Casa Santoña, also famous for the quality of its handmade anchovies

**THE MYTHICAL (FOR TWO) **

- Voila. We have already reached **the CROQUETTES**, a creamy snack that arouses praise wherever it goes. July House - Bonus from U2 , is one of its international fans-, Casa Lucas, Casa Manolo, Javier Martín, La Palma 60 or the Gastrocroquetería de Chema are some of the ones that, yes or yes, you have to try.

- And what about the COD , of course battered, as it should be, because life tastes better in batter. Whoever falls, we must weigh for La Revuelta, Casa Labra and Casa del Bacalao.

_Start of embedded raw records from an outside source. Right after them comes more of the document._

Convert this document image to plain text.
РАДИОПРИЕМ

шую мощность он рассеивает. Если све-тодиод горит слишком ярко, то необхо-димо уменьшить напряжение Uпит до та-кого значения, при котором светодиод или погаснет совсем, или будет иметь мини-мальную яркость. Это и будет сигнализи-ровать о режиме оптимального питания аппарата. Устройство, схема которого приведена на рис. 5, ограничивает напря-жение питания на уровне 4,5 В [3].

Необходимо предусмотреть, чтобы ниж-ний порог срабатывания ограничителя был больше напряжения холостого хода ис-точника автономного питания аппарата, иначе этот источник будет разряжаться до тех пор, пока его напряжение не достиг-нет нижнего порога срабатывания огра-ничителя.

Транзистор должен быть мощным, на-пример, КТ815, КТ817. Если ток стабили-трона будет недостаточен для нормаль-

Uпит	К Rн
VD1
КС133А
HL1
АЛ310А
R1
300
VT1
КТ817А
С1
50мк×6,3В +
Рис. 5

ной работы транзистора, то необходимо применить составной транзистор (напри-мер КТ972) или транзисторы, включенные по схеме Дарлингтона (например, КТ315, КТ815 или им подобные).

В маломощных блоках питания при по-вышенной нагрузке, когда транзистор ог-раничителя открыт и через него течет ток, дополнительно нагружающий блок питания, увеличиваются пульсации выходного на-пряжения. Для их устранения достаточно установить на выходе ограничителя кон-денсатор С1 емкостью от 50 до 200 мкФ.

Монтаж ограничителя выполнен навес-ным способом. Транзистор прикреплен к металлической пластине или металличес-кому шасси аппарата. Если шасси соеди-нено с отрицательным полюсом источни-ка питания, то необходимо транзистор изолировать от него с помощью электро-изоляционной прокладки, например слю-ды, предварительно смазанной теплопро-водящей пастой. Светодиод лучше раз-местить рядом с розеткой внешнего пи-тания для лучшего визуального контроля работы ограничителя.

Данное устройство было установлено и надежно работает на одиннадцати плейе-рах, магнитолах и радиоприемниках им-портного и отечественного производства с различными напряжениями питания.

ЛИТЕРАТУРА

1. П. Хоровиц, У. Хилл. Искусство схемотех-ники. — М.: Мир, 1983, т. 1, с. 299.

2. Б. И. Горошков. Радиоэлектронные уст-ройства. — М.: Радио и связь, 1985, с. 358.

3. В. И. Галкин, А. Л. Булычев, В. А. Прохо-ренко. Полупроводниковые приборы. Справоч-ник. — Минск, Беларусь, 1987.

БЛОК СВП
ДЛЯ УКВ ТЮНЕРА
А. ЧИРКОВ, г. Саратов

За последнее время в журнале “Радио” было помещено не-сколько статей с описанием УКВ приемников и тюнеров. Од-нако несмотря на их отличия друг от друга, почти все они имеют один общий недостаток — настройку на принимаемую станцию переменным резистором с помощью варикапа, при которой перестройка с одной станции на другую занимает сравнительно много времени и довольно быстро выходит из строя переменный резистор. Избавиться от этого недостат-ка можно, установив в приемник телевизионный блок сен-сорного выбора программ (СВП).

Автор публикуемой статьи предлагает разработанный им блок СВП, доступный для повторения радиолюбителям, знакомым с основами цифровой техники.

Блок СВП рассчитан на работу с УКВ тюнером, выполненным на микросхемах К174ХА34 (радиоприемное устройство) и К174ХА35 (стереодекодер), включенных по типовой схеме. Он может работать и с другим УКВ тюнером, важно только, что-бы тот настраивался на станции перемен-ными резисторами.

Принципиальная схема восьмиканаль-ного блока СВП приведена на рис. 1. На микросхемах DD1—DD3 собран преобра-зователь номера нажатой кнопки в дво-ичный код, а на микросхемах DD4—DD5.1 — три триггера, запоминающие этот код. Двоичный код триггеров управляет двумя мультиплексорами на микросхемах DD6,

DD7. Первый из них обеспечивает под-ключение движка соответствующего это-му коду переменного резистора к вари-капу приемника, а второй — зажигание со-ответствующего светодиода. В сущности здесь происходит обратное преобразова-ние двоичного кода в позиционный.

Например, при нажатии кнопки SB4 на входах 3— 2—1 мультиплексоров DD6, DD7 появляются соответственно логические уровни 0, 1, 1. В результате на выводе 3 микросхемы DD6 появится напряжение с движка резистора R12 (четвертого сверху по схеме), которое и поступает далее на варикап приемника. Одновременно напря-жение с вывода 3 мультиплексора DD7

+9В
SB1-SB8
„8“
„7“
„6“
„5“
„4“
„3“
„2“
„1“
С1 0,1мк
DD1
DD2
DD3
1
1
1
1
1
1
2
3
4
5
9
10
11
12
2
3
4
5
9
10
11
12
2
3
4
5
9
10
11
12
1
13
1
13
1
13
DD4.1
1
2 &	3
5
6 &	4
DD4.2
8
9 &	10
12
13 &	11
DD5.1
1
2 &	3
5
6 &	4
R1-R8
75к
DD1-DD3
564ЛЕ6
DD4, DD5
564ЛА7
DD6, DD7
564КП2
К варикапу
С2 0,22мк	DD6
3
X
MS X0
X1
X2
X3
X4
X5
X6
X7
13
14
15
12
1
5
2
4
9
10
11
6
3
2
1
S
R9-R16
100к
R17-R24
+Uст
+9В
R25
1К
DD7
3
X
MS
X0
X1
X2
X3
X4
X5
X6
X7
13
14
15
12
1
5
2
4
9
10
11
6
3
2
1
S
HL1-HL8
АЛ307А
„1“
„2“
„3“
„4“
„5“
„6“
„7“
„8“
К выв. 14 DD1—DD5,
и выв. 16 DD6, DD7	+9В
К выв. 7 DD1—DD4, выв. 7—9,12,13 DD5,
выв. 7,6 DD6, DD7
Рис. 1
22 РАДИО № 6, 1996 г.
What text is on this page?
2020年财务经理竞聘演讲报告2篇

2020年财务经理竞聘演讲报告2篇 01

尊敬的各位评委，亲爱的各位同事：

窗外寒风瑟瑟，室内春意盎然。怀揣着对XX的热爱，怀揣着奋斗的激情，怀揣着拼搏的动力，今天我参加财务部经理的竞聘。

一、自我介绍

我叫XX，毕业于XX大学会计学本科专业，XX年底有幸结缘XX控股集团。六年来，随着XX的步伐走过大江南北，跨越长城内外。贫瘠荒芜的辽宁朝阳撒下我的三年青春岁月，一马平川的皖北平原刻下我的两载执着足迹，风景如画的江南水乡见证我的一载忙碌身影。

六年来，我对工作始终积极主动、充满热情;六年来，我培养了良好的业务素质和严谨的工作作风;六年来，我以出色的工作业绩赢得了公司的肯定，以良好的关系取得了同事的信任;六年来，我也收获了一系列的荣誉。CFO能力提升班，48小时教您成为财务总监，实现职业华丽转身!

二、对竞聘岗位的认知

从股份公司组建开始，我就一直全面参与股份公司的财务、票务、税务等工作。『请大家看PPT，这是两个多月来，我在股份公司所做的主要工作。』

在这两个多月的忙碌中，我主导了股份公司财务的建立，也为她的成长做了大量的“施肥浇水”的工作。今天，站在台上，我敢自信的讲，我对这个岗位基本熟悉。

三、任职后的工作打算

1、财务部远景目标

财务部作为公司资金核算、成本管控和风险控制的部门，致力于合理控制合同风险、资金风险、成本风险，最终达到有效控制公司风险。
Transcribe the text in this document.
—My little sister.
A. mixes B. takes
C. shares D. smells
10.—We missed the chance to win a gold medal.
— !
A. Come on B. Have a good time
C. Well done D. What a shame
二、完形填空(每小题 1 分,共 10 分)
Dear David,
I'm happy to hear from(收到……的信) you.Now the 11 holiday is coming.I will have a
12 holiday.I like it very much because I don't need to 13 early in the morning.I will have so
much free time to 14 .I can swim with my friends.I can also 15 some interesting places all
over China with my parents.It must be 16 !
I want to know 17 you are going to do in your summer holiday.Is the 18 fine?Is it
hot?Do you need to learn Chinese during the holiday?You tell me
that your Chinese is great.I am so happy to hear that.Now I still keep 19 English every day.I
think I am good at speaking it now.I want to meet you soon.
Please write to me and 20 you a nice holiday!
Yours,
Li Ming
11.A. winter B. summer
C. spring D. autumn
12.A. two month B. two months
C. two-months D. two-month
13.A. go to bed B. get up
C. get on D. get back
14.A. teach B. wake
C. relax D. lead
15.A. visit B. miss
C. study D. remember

- We cannot forget the BROKEN EGGS, caloric ecstasy where they exist and that Lucio has known how to do like no one else. His fried eggs are famous beyond the seas not so much because of the complexity of its preparation, but because of the quality of its raw material. insurmountable ‏

THE SLIPPER

- But if Lavapiés is known for something among the most gluttonous people in Madrid, it is for Melos, a bar that is practically impossible to access due to the number of people there, but where one cannot leave without trying its mythical 'zapatilla' -very very forceful toast- nor its croquettes.

The Cod House

Like in Portugal, but in Goya

THE INTERNATIONAL

- In international trends we are very good at that of GO CHINESE. But not just anyone: almost everyone from Madrid knows that whoever is in the ground floor of Plaza de España he is one of the best; though for chinese chinese, Royal Cantonese , the one on the outskirts, in the neighborhood of Usera. ‏

- In matters of 'JAPOS' , things get more special. But just like with the Chinese, if the Japanese from the city go, then it's good. Kabuki (from the Wellington hotel) is a must. But also Naomi, cheaper, or one of the last to arrive, Hattori Hanzo, authentic japanese street food next to Gran Vía. ‏

- We could not forget ** the PIZZAS. ** Luna Rossa serves the authentic Neapolitan pizza. I don't say it, the Italians say it. Just like Ouh Babbo, made in a wood-fired oven, although in a more modern setting and surrounded by the occasional celebrity who usually wanders around the place. But we cannot fail to mention the sliced ​​pizzas served at Pizza al Cuadrado in Malasaña or at the Pizzateca in the Huertas area. ‏

square pizza

Very daring pizzas

SWEET

- CHURROS AND CHURROS for breakfast or snack. But not only in San Ginés, where hordes of people crowd in the early morning (it is easy to distinguish between those who end a night of partying and those who just woke up and start the day). Classics like Café Comercial or boutiques like Cacao Sampaka are highly, highly recommended. ‏

- AND CROISSANTS . In the center, Pomme Sucre -which brings the recipe from Gijón-, Mama Framboise or the typical ones of the Mallorquina, in the middle of Puerta del Sol. Although they say that those known as 'manolitos' that they make in the patisserie ** Manolo e Sons, in Tres Cantos, are probably some of the best in Madrid. ‏**

- We also really like the ** BRUNCH ** on Sunday, a great invention with which we can have breakfast, without getting up early and without rushing, after the revelry on Saturday. Malasaña and Count Duke are two of the essential neighbourhoods, with options like Carmencita Bar -no one leaves without trying their Eggs Benedict -, Pipa & Co -they even serve hamburgers-, Magasand -if the weather is good, ask for your basket and take it as a picnic-, the Ferry one -at the most pure New York style with live jazz -, The Archibar,... and so on a long list. ‏

Magasand

The brunch take away

THE 'MADE IN' MADRID

- Because in Madrid we have a bit of everything, even our own liqueur, strawberry tree , of course, and artisan nougat , like those produced by Casa Mira after more than a century and a half of existence, and even candy, violet, Dispatched since 1915 in the traditional chocolate shop La Violeta in Plaza de Canalejas.

THE MARKETS

- And on Sundays we also like the MARKETS , but not to order the time at the greengrocer, but to have an appetizer between gourmet stalls, such as in the San Miguel, San Antón or San Ildefonso markets, or between traditional butcher stalls, such as in the San Fernando Market in Lavapiés, the most alternative of all.

- We have until itinerant markets of ECOLOGICAL products , because that is also popular here: the La Buena Vida market, the producers' market held at the Matadero or the Malasaña agro-ecological market.